My mother's side of the family. A fraction of my Chicago family on my father's side.

Making coding accessible to all

While in college, I worked at a municipal bonds firm, as a venture capitalist, and in private equity. On the side, I held jobs as a security monitor in the dorms, as a library front desk attendant, and as a campus “safe ride” driver to help pay off my student loans. I graduated with a degree from Northwestern’s School of Education and Social Policy where I studied Learning and Organizational Change.

When I was 22 working in venture capital, I noticed something. I was helping invest in technology companies – but the coders and designers we invested in were the real changemakers. I committed to teaching myself that same skill and succeeded. I thought: Can I teach other beginners how to make their ideas real with technology? Could I teach them how to code, so they could solve their own problems?

When I was 23, I quit my job and founded the The Starter League (formerly Code Academy). It was the first beginner focused, in-person software school in Chicago – and one of the first in the country. This was before the #LearntoCode movement, and before there were “coding bootcamps.” At the time, no one believed you could learn to code in less than three months. And no one believed that almost anyone could do it.

I believed otherwise. Coding shouldn't be for the chosen few. Coding was a tool for anyone with the passion and willingness to learn.
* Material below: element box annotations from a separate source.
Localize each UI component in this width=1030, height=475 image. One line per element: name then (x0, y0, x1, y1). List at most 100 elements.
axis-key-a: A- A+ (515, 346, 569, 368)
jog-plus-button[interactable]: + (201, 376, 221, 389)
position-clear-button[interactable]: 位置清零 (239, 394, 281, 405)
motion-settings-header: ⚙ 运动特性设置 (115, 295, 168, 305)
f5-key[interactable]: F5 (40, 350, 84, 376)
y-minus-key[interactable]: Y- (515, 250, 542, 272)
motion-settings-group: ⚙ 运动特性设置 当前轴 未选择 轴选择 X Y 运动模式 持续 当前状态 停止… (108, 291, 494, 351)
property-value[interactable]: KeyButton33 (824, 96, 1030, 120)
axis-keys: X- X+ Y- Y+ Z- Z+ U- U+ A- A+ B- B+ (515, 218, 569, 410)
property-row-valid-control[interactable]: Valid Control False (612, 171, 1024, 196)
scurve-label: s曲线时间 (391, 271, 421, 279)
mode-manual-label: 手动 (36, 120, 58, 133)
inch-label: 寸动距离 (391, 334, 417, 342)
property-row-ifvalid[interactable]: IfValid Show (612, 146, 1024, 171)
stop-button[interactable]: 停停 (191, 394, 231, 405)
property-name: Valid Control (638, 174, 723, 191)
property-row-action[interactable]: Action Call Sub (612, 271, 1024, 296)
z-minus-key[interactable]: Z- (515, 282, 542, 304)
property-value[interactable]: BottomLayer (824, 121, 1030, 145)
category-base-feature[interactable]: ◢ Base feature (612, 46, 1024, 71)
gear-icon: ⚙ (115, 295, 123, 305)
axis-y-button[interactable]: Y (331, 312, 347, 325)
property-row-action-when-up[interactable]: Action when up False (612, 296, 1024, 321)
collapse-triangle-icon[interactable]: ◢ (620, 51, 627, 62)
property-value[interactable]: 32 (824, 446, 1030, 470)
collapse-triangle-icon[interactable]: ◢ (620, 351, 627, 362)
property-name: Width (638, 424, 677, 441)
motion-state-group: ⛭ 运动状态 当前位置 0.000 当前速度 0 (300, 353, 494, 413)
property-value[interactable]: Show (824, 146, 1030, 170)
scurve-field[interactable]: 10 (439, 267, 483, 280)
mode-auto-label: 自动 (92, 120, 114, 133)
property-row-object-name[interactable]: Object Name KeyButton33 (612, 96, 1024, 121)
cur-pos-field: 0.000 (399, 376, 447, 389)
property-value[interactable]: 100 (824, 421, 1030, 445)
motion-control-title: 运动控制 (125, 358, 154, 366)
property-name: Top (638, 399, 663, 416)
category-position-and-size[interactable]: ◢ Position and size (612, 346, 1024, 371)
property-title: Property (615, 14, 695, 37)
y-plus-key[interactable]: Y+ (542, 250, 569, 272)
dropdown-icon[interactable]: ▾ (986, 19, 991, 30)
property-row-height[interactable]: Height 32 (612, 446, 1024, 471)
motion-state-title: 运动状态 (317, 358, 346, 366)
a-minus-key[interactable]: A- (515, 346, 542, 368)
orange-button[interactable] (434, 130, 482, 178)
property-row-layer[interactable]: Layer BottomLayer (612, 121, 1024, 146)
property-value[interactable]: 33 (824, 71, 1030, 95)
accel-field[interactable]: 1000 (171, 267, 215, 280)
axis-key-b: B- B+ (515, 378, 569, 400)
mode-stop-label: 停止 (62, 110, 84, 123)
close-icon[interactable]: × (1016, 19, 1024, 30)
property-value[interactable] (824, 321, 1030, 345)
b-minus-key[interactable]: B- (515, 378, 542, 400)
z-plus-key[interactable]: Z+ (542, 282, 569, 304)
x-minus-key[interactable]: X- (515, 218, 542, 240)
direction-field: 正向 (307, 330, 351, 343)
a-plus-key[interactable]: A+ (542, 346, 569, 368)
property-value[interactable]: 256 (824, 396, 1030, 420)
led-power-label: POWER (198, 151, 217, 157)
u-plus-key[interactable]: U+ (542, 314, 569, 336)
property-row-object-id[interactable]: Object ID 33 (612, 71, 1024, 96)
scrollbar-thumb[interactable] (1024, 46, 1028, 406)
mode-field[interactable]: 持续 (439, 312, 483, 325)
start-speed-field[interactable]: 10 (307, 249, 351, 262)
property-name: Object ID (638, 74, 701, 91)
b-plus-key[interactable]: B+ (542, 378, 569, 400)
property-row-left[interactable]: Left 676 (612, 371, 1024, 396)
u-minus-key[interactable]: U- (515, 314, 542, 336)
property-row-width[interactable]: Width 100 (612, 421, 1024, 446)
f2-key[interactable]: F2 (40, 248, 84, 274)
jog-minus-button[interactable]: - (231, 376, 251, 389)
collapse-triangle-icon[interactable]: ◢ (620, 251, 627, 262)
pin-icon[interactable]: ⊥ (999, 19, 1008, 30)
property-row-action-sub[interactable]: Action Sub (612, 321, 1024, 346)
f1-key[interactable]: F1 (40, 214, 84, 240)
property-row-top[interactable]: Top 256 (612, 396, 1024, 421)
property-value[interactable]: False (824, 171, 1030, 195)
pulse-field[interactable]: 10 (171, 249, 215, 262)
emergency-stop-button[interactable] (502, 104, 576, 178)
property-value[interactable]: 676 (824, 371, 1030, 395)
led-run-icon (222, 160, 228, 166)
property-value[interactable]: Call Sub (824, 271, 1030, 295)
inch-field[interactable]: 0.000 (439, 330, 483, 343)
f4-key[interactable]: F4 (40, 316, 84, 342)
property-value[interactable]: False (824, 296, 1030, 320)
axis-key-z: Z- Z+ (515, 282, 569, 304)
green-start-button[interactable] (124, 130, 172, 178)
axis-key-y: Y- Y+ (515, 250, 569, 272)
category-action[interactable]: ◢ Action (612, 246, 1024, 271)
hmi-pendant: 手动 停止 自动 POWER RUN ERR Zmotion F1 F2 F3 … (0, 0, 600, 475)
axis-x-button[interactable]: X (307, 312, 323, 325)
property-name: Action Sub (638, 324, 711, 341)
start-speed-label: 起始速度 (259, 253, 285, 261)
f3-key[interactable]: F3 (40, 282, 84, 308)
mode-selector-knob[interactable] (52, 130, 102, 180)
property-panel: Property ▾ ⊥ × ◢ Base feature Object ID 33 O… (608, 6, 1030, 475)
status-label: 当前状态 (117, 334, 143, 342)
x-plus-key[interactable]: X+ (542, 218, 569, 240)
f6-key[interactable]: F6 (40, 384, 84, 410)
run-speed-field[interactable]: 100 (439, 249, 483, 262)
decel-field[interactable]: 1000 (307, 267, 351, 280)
It had to be democratized. It had to be shared so that everyone could build solutions to their own problems.

Through The Starter League, we taught over 1,500 students from 40 states and 15 countries. Students flew in to Chicago from all over the world. They took our classes and stayed – they’ve since earned great jobs, started new careers, and built new businesses. After the success of The Starter League, over 100 coding bootcamps have emerged all over the country, creating a $266MM market.

The Starter League was the first tenant in 1871, Chicago's technology hub which I helped launch. We partnered with the city of Chicago, directly impacting Chicago Public School students by providing STEM teachers the curriculum to teach their own students to learn how to code.